クロムヴァル「すっかり夢中の御様子ですな。そこまで魅力的な人物でしたか」

三人称パート入ります。

ストーク海軍の人々の方。

 ロヴネルはフレデリクとの出会いの後、ロングストーンのあまり広くない市域を郊外へと急いでいた。


 彼が率いて来た船は四隻。うち二隻は軍艦なのですぐに退去しなくてはならなかった。もう二隻、後方支援用につけられた旧式船には、彼の判断で民間船の船籍がつけられていた。


 そのうち一隻は彼の腹心の二人の艦長、イェルドとレンナルトを乗せてどこかへ行ってしまったが、もう一隻がロングストーン郊外の沖合いに錨泊している。


「提督……!」


 海岸の岩場では、彼の部下数人とボートが待っていた。部下達は全員私服を着ているし、武器は一切持っていない。

 ロヴネル提督も同様に武器を持たずに出掛けたはずなのだが。何故か彼は鞘に収められたサーベルを右手に持っていた。


 部下の一人、やや年配で細面の眼光鋭い男が声を掛ける。


「提督、その剣は」

「ああ。剣帯もつけて行かなかったからな。手で持つしかなかった」

「いえ、そういう意味では……その剣はどうされたのですか」

「うん。

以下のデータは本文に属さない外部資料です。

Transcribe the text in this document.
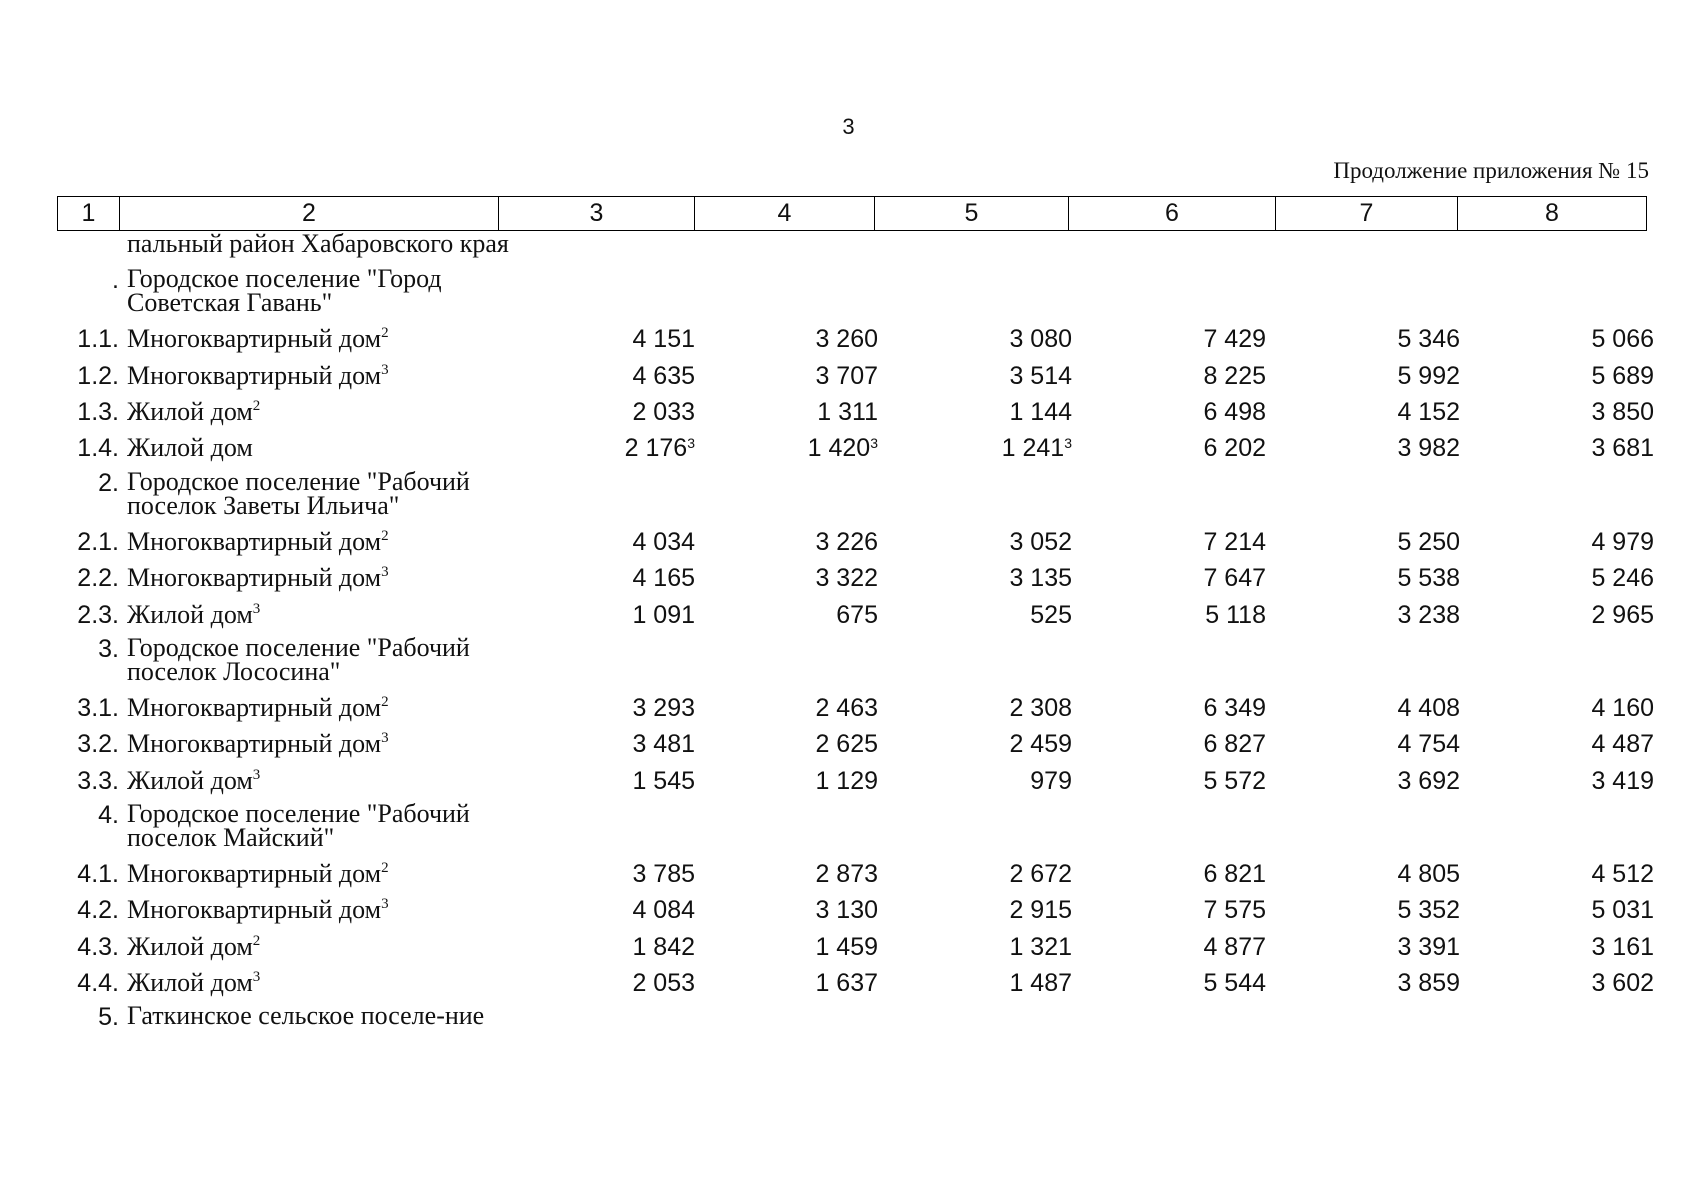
3
Продолжение приложения № 15
1	2	3	4	5	6	7	8
пальный район Хабаровского края
. Городское поселение "Город Советская Гавань"
1.1. Многоквартирный дом$^2$	4 151	3 260	3 080	7 429	5 346	5 066
1.2. Многоквартирный дом$^3$	4 635	3 707	3 514	8 225	5 992	5 689
1.3. Жилой дом$^2$	2 033	1 311	1 144	6 498	4 152	3 850
1.4. Жилой дом	2 $176^3$	1 $420^3$	1 $241^3$	6 202	3 982	3 681
2. Городское поселение "Рабочий поселок Заветы Ильича"
2.1. Многоквартирный дом$^2$	4 034	3 226	3 052	7 214	5 250	4 979
2.2. Многоквартирный дом$^3$	4 165	3 322	3 135	7 647	5 538	5 246
2.3. Жилой дом$^3$	1 091	675	525	5 118	3 238	2 965
3. Городское поселение "Рабочий поселок Лососина"
3.1. Многоквартирный дом$^2$	3 293	2 463	2 308	6 349	4 408	4 160
3.2. Многоквартирный дом$^3$	3 481	2 625	2 459	6 827	4 754	4 487
3.3. Жилой дом$^3$	1 545	1 129	979	5 572	3 692	3 419
4. Городское поселение "Рабочий поселок Майский"
4.1. Многоквартирный дом$^2$	3 785	2 873	2 672	6 821	4 805	4 512
4.2. Многоквартирный дом$^3$	4 084	3 130	2 915	7 575	5 352	5 031
4.3. Жилой дом$^2$	1 842	1 459	1 321	4 877	3 391	3 161
4.4. Жилой дом$^3$	2 053	1 637	1 487	5 544	3 859	3 602
5. Гаткинское сельское поселе-ние
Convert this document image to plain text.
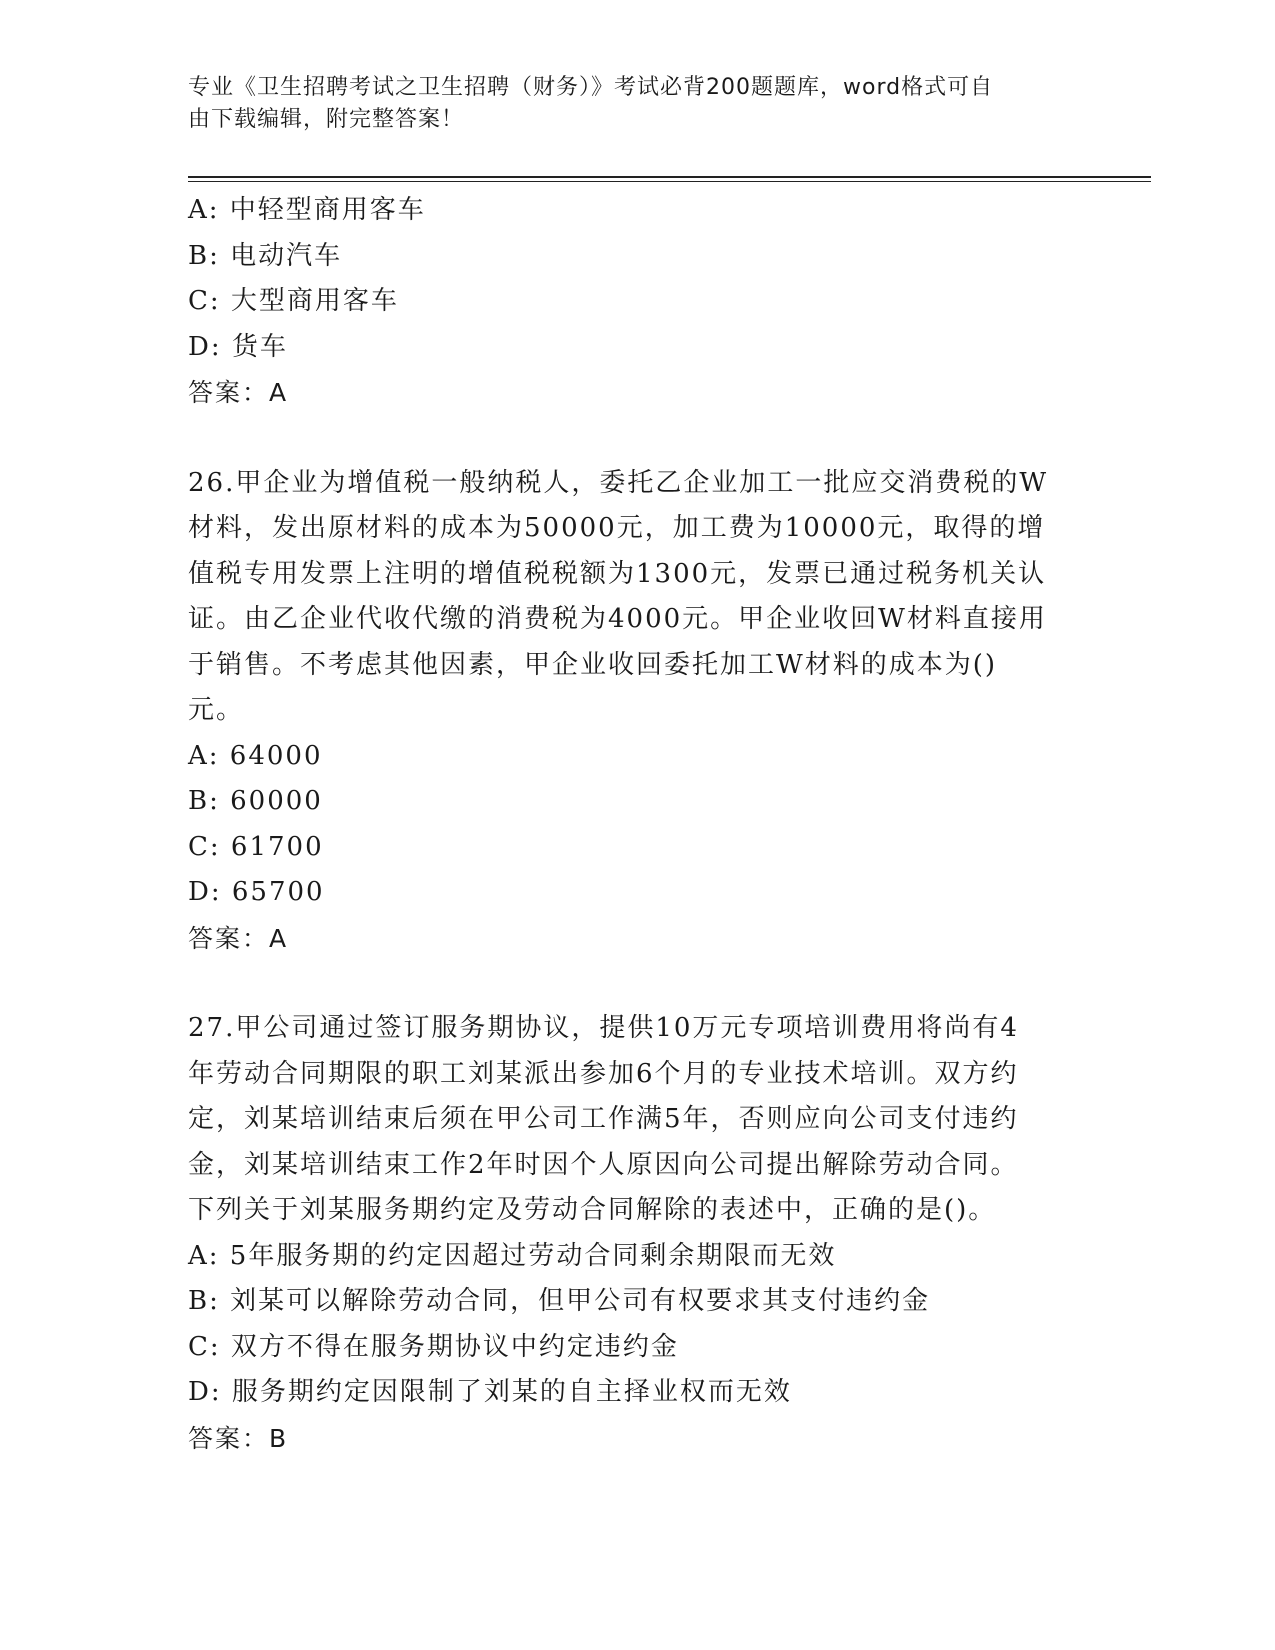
专业《卫生招聘考试之卫生招聘（财务）》考试必背200题题库，word格式可自
由下载编辑，附完整答案！
A: 中轻型商用客车
B: 电动汽车
C: 大型商用客车
D: 货车
答案：A
26.甲企业为增值税一般纳税人，委托乙企业加工一批应交消费税的W
材料，发出原材料的成本为50000元，加工费为10000元，取得的增
值税专用发票上注明的增值税税额为1300元，发票已通过税务机关认
证。由乙企业代收代缴的消费税为4000元。甲企业收回W材料直接用
于销售。不考虑其他因素，甲企业收回委托加工W材料的成本为()
元。
A: 64000
B: 60000
C: 61700
D: 65700
答案：A
27.甲公司通过签订服务期协议，提供10万元专项培训费用将尚有4
年劳动合同期限的职工刘某派出参加6个月的专业技术培训。双方约
定，刘某培训结束后须在甲公司工作满5年，否则应向公司支付违约
金，刘某培训结束工作2年时因个人原因向公司提出解除劳动合同。
下列关于刘某服务期约定及劳动合同解除的表述中，正确的是()。
A: 5年服务期的约定因超过劳动合同剩余期限而无效
B: 刘某可以解除劳动合同，但甲公司有权要求其支付违约金
C: 双方不得在服务期协议中约定违约金
D: 服务期约定因限制了刘某的自主择业权而无效
答案：B
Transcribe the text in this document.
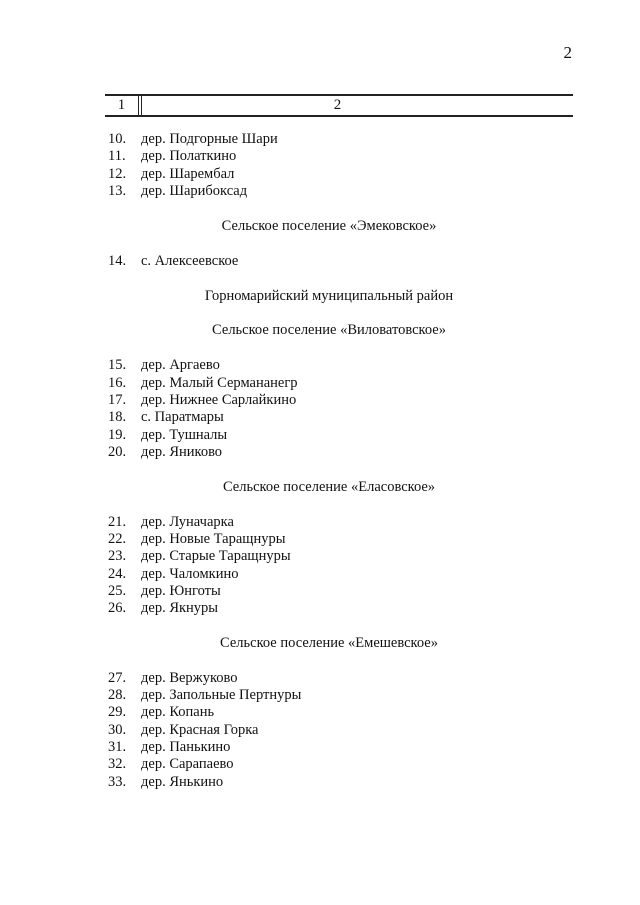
2
1	2
10. дер. Подгорные Шари
11. дер. Полаткино
12. дер. Шарембал
13. дер. Шарибоксад
Сельское поселение «Эмековское»
14. с. Алексеевское
Горномарийский муниципальный район
Сельское поселение «Виловатовское»
15. дер. Аргаево
16. дер. Малый Сермананегр
17. дер. Нижнее Сарлайкино
18. с. Паратмары
19. дер. Тушналы
20. дер. Яниково
Сельское поселение «Еласовское»
21. дер. Луначарка
22. дер. Новые Таращнуры
23. дер. Старые Таращнуры
24. дер. Чаломкино
25. дер. Юнготы
26. дер. Якнуры
Сельское поселение «Емешевское»
27. дер. Вержуково
28. дер. Запольные Пертнуры
29. дер. Копань
30. дер. Красная Горка
31. дер. Панькино
32. дер. Сарапаево
33. дер. Янькино
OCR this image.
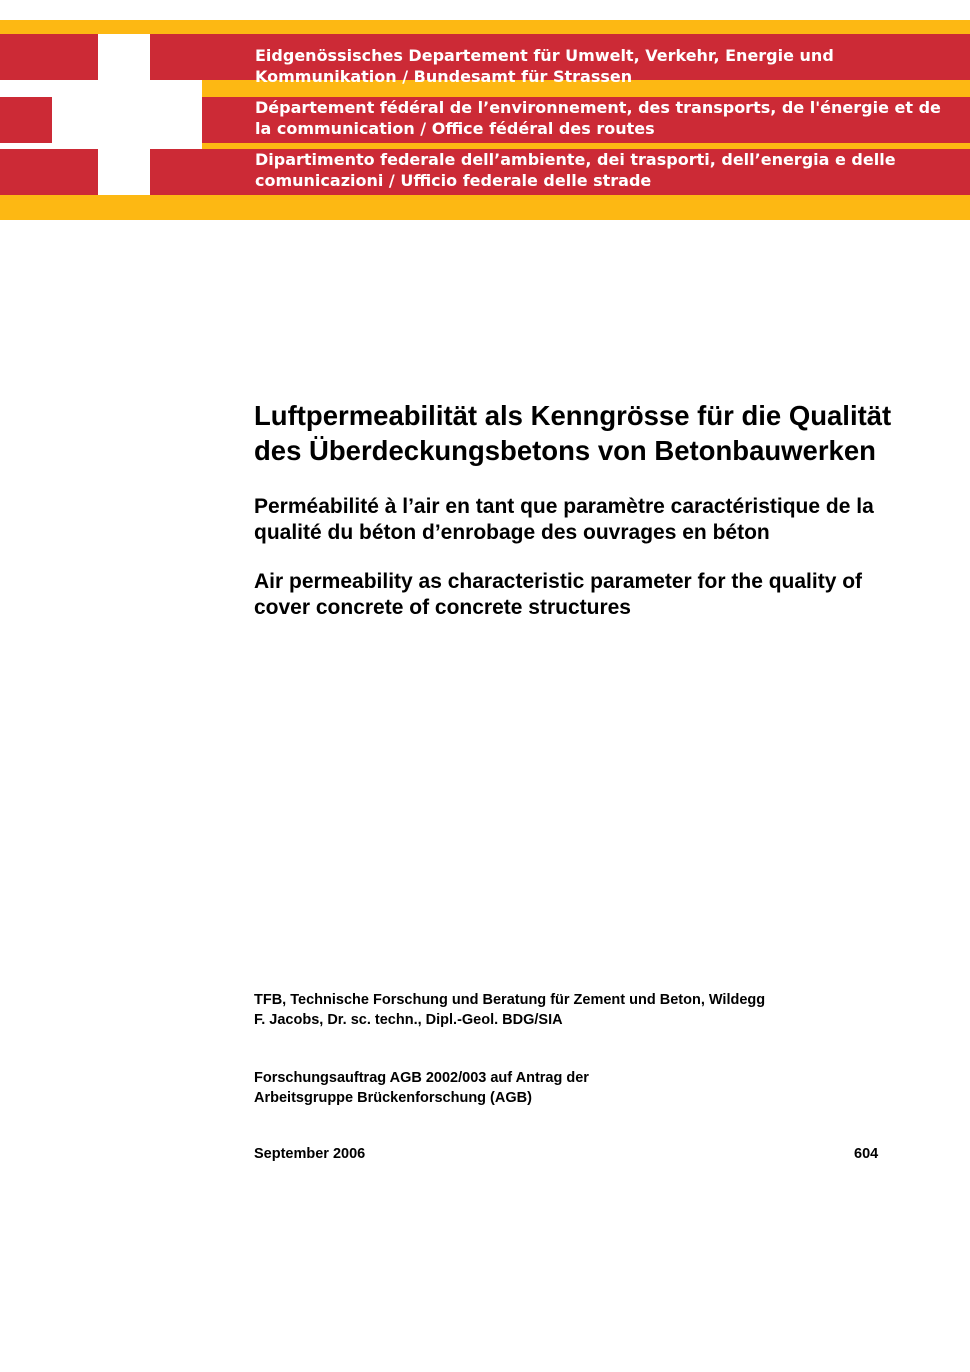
Eidgenössisches Departement für Umwelt, Verkehr, Energie und
Kommunikation / Bundesamt für Strassen
Département fédéral de l’environnement, des transports, de l'énergie et de
la communication / Office fédéral des routes
Dipartimento federale dell’ambiente, dei trasporti, dell’energia e delle
comunicazioni / Ufficio federale delle strade
Luftpermeabilität als Kenngrösse für die Qualität
des Überdeckungsbetons von Betonbauwerken
Perméabilité à l’air en tant que paramètre caractéristique de la
qualité du béton d’enrobage des ouvrages en béton
Air permeability as characteristic parameter for the quality of
cover concrete of concrete structures
TFB, Technische Forschung und Beratung für Zement und Beton, Wildegg
F. Jacobs, Dr. sc. techn., Dipl.-Geol. BDG/SIA
Forschungsauftrag AGB 2002/003 auf Antrag der
Arbeitsgruppe Brückenforschung (AGB)
September 2006	604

フレデリク卿その人から預かった」

「何と。出会えたのですか……彼はどんな人物でしたか」

「噂通りかなり若い。だが間違いなく、内海の幾多の陰謀劇の中を一人で戦い抜いて来た人物だと思えた。言葉少なく慎重にして、果断で大胆だ」

「……ストークの人間とも思えぬ英傑ですな……我々は内海の人々に言わせれば、正直で単純な田舎者です」


 ロヴネルの部下達は彼が現れた時から、黙ってボートを出す準備をしていた。ロヴネルと年配の男クロムヴァルが乗り込むと、ボートはただちに沖へ向かう。



 ロヴネルは席につくと、手にしていたサーベルをゆっくりと抜き、刀身をかざして見つめる。


「それで……私はフレデリク卿を連れて帰るというのが、エイギル閣下からの命令であったと記憶しているのですが」


 クロムヴァルはこの若い提督の為につけられた、実務経験の豊富な参謀である。


「閣下が言外げんがいに秘められた思いは、彼を無理やり連れて帰る事ではないだろう……それに」


 彼はつい先日この船に加えられ、今もオールを漕いでいる一人の水夫に目をやる。彼の名はオロフ。彼はならず者として内海を渡り歩いていたストーク人だったが、フレデリクに関する情報を持っていた。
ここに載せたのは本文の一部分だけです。